Their banner says it all.
How allowing my brand strategy to mold my processes has helped me
Many years ago, I owned a tire shop and auto care center. As a new business in a small town, I had many disadvantages that I had to overcome to have the project be a success.
I had no history in the town where I was starting this business, and I didn’t have a history in the industry, which limited my options for tire inventory and parts pricing, which takes time. I had to craft a brand strategy that would help me overcome those challenges and put me in the best position to compete with established competitors.
With limited supply chain options and narrower profit margins than my established competitors, I knew the brand would have to focus intensely on customer experience. Infusing my service processes with experiences that clients in the area were not accustomed to receiving at an auto care center was one thing I could control; I fully committed to delivering the best customer experience in the area.
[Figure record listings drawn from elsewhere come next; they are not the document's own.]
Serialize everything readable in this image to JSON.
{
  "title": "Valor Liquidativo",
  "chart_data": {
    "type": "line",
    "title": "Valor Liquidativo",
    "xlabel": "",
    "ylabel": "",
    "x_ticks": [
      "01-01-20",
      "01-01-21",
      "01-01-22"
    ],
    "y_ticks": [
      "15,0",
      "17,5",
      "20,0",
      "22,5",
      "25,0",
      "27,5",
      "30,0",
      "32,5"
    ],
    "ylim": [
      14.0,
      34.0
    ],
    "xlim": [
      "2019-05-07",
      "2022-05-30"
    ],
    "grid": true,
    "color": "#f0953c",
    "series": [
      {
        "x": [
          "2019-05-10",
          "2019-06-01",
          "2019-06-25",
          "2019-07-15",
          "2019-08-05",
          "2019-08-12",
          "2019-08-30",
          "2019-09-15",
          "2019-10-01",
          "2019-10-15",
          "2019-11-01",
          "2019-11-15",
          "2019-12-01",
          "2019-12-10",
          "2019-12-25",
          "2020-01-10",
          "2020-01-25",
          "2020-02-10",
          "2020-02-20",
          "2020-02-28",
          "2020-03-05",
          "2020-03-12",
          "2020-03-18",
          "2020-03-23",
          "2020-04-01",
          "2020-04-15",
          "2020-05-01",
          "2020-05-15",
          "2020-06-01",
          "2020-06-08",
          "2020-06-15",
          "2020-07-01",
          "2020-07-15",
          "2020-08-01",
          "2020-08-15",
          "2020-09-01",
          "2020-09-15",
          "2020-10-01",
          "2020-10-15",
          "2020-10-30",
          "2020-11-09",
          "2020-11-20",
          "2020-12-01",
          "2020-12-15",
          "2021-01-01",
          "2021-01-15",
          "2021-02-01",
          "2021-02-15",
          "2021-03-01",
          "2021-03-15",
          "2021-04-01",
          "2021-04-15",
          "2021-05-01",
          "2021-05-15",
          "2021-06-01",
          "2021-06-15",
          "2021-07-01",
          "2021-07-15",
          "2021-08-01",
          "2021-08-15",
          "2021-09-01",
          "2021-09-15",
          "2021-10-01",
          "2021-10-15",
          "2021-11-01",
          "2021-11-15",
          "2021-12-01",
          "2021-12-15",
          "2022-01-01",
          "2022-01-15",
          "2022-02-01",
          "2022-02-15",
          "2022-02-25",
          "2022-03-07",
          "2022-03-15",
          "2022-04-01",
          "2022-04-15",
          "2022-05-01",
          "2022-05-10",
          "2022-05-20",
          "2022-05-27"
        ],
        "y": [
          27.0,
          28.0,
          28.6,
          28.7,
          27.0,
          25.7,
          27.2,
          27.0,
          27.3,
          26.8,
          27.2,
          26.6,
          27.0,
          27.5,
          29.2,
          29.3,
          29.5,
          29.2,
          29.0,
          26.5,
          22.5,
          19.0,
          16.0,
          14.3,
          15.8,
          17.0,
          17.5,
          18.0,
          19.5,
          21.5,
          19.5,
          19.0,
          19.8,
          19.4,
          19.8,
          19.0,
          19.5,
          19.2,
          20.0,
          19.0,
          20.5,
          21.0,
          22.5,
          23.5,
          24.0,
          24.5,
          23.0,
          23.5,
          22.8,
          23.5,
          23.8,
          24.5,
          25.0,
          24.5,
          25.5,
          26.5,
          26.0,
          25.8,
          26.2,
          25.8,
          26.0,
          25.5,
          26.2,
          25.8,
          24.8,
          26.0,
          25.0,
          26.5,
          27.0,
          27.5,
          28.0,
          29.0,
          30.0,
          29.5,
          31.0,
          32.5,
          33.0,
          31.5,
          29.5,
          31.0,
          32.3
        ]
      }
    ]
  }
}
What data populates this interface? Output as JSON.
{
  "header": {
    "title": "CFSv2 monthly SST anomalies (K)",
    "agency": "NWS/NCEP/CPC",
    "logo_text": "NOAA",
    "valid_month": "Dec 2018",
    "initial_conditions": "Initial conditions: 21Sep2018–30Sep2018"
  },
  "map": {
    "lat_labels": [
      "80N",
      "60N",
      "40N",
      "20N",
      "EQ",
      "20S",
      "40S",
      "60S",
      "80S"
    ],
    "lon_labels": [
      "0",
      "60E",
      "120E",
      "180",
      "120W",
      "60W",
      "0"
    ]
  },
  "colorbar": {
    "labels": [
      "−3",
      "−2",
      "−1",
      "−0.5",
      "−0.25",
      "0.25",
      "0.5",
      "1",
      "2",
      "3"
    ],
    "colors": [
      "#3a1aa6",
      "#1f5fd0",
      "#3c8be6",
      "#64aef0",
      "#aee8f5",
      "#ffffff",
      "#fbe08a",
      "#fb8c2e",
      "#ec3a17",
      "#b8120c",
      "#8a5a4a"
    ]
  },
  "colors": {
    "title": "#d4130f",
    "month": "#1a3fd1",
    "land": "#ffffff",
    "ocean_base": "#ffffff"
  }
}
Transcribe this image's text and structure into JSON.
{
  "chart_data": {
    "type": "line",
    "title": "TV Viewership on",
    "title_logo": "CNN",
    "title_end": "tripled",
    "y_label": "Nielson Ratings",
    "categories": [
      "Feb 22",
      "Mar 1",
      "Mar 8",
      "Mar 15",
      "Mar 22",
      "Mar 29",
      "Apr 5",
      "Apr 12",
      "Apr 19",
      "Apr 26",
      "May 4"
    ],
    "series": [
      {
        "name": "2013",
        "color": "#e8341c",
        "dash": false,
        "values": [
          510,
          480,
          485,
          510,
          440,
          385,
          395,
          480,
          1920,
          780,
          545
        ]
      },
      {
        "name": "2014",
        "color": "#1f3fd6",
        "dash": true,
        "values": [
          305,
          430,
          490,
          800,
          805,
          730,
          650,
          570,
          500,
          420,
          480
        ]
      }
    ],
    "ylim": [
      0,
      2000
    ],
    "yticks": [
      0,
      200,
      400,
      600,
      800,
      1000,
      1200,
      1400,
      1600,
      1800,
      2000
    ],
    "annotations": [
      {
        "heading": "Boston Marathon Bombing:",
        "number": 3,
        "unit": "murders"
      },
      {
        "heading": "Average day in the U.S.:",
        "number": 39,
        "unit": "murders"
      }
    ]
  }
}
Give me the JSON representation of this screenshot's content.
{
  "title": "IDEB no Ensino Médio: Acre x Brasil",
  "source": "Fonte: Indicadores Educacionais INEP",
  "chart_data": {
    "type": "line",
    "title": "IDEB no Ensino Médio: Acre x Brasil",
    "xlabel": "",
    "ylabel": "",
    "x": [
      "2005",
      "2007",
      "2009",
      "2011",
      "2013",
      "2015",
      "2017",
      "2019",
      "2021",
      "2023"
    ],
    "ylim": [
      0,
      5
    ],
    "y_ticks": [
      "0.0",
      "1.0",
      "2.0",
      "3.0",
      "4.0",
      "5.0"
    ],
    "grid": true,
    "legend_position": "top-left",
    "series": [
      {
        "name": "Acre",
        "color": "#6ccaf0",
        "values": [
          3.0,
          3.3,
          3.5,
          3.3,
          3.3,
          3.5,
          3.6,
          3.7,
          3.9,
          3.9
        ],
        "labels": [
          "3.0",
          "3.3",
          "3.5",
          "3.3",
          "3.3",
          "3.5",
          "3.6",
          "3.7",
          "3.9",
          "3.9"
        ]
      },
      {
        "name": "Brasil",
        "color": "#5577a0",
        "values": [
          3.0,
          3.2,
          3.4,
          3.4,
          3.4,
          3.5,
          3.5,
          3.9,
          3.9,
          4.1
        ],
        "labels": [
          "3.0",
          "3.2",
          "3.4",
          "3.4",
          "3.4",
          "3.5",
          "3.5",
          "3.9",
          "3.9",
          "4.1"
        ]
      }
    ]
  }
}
Knowing what I wanted to do, and understanding that hardly anyone feels good about needing to go to an auto repair shop, I thought about how I could go about creating a memorable experience that customers would want to share with friends and family. Here are some highlights of what what my approach looked like for walk-in customers:
- The client is greeted and invited to take a seat.
- I offered every visitor a glass of homemade iced tea (my recipe), which I served with large ice-cubes. (The ice cubes needed to be dropped in the cup separately, and then the iced tea poured right in front of them. The sound and smell is something I needed them to remember.)
- Once I wrote up their work order, I grabbed the steering wheel cover, floor mat cover, and seat cover from behind the counter and handed it to the tech with keys to bring the car into the bay. (This needed to be a visible process, so we kept these supplies in the waiting room as opposed to the garage.)
- Once we knew we had ten to fifteen minutes to finish the job, a tech would step into the waiting area to let the client know they will be on their way soon.
- Once the job was complete, we took five minutes for a complimentary pressure wash. (this extra time was part of the remaining 10-15 minute job completion estimate announced to the client.)
All other processes in my business had to include an extraordinary step. The attention to detail in our service process, and our effort to make visiting an auto repair shop more enjoyable, helped to set my shop apart from others in the area. It added tasks and steps to the process that aligned with my brand and made them feel cared for and appreciated. The added overhead was minimal, and the handful of monthly referrals more than made up for it.
“I heard you have the best iced tea in town.” is what I would occasionally hear as a new customer entered. I used to get a kick out of that.
The best-iced tea in town served at my tire shop? I’ll take it.
Does your sales process properly portray your brand?
While there may be a variety of industry specific challenges and concerns that need to be taken into account, after years of assisting companies across various industries, I can say with absolute certainty that the universal differentiating factor in developing systems and processes is whether they were architected with brand in mind.
From the simplest internal task to a more intricate series of actions or steps, your sales process should be brand aligned (by design) and consistent with the marketing message that brought potential clients to you in the first place.
A brand-first approach creates the sales processes that strengthen the trust a potential client needs to make the initial buying decision and keep coming back. A cohesive, brand centric transition from one of your teams to another creates a seamless customer experience where the good will and trust you’re creating at every touch point gains momentum.